PlayTime

PlayTime, de Jacques Tati

  • Film de Jacques Tati
  • Avec Jacques Tati, Barbara Dennek
  • Genre : Comédie
  • Durée : 2h05

Monsieur Hulot se rend dans un nouvel immeuble construit tout en verre pour un rendez-vous avec Monsieur Giffard. Alors qu’il se perd dans les divers et immenses couloirs et bureaux, il fait la connaissance d’une jeune américaine en vacances à Paris. Tous deux se rendent à l’inauguration de l’immeuble mais le cocktail tourne à la catastrophe…

Bande-annonce

Notes

Échec commercial à sa sortie, éreinté par certains critiques comme Henry Chapier qui le qualifie de « navet monumental », il est considéré par beaucoup comme le chef-d’œuvre du cinéaste et même, pour certains (David Lynch, par exemple), comme l’un des plus grands films de l’histoire. C’est un film ambitieux dans sa forme (dialogues secondaires, mouvements géométriques et circulaires millimétrés frôlant l’abstraction, jeux de reflets incessants, métaphores enchaînées) et qui fut toutefois salué à sa sortie par Le Monde ou Le Nouvel Observateur.

Tati s’était montré extrêmement perfectionniste au cours du tournage, au point d’épuiser parfois son équipe. Il avait fait reconstituer une ville moderne entière, « Tativille », sur un terrain vague près des Studios de Joinville-le-Pont, par une centaine d’ouvriers en bâtiment qui utilisèrent 1200 m2 de vitres, 3500 m2 de revêtements plastiques, 3000 m2 de bois et 45000 m2 de béton.

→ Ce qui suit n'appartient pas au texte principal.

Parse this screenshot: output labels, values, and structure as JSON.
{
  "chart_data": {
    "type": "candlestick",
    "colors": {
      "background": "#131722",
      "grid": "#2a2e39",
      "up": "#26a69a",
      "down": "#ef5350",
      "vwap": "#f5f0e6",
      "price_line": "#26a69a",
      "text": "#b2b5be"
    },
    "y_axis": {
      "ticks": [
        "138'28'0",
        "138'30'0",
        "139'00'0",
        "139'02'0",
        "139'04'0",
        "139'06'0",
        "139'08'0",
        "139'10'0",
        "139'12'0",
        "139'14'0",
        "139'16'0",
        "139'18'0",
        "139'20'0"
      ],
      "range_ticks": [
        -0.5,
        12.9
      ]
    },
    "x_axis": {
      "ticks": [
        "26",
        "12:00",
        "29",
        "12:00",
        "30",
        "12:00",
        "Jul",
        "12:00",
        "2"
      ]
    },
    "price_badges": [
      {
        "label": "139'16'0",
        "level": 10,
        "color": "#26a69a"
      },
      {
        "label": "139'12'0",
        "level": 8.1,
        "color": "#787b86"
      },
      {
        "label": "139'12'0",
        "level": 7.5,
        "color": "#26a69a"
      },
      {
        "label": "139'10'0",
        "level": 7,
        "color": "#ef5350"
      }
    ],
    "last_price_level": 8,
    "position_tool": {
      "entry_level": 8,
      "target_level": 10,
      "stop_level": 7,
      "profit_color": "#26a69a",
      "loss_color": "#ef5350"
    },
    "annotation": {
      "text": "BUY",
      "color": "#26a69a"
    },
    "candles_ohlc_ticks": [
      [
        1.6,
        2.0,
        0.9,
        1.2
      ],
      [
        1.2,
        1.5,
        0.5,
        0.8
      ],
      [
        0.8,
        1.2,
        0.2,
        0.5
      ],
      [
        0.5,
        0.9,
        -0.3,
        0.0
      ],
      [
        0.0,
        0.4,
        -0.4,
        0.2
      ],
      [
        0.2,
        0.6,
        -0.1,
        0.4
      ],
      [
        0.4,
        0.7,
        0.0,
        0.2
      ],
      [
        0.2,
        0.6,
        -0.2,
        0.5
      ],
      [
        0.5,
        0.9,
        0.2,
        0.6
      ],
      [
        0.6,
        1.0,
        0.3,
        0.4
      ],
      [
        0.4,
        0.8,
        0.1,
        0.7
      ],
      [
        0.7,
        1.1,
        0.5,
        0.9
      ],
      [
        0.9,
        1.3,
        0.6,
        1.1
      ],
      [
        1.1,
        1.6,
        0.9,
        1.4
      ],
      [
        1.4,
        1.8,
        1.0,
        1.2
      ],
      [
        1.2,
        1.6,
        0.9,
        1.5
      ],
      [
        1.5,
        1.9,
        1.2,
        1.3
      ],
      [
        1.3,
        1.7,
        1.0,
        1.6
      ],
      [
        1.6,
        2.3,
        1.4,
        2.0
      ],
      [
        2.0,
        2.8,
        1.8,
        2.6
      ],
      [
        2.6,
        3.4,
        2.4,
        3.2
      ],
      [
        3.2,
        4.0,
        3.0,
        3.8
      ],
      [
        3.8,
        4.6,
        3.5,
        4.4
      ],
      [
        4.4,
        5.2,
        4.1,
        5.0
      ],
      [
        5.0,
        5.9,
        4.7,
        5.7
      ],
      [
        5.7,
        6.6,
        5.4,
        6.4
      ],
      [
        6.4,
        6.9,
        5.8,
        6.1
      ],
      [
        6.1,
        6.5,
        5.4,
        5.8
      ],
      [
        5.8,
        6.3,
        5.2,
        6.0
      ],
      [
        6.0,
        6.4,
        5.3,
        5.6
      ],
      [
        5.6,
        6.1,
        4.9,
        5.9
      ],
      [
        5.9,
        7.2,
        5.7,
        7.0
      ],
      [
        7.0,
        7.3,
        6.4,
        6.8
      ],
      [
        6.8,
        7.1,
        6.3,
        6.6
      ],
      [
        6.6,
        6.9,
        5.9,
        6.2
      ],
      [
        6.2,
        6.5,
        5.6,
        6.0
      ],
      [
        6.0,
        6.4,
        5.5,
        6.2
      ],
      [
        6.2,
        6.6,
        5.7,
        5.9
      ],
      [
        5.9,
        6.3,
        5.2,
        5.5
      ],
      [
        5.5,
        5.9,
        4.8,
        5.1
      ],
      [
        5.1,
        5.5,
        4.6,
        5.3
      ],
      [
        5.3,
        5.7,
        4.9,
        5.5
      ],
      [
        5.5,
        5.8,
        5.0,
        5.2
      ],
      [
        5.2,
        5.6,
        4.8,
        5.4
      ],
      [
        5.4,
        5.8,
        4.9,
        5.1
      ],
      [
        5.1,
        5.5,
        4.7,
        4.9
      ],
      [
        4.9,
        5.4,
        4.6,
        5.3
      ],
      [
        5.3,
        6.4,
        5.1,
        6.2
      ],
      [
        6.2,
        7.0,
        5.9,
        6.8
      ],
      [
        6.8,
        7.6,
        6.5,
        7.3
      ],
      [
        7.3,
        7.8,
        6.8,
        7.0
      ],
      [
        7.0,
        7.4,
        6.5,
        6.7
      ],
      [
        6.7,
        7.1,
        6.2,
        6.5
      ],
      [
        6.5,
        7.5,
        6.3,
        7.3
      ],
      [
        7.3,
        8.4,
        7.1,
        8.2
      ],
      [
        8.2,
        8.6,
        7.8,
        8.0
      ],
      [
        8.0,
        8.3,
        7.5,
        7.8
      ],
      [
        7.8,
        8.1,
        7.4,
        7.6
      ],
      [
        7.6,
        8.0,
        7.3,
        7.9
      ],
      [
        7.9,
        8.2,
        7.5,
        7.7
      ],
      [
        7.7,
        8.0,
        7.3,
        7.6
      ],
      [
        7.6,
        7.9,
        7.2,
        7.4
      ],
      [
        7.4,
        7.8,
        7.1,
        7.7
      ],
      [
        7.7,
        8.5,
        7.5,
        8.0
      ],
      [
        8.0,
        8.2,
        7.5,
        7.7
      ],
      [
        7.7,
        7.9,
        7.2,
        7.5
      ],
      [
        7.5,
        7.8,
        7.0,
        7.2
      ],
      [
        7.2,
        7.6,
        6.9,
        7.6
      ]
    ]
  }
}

Le tournage dura près de trois ans (d’octobre 1964 à octobre 1967).
Plus tard, il voulut transformer ces décors en une école de cinéma, certains producteurs l’ayant sollicité pour y tourner d’autres films. Les autorités en charge des terrains et de Joinville ne lui laisseront pas l’occasion d’y rester, Tati sera chassé, et par dépit, il jettera le manuscrit de son scénario sous les décors au cours des opérations de démolition, lancées malgré la promesse d’André Malraux qu’ils pourraient être recyclés à d’autres usages.

Du fait de l’échec commercial (refus du marché américain de le distribuer en dépit de son Oscar pour « Mon Oncle ») et du coût énorme du film (entre 3 et 10 millions d’euros actuels selon le critique Stéphane Goudet), la société de production de Tati fit faillite et ce dernier fut un temps dépossédé de ses droits : il mettra près de dix ans à essayer de recouvrer son indépendance financière, mais la maladie le rattrapera. Il put néanmoins dans la foulée réaliser deux autres films, dont « Trafic » avec l’immortel Monsieur Hulot.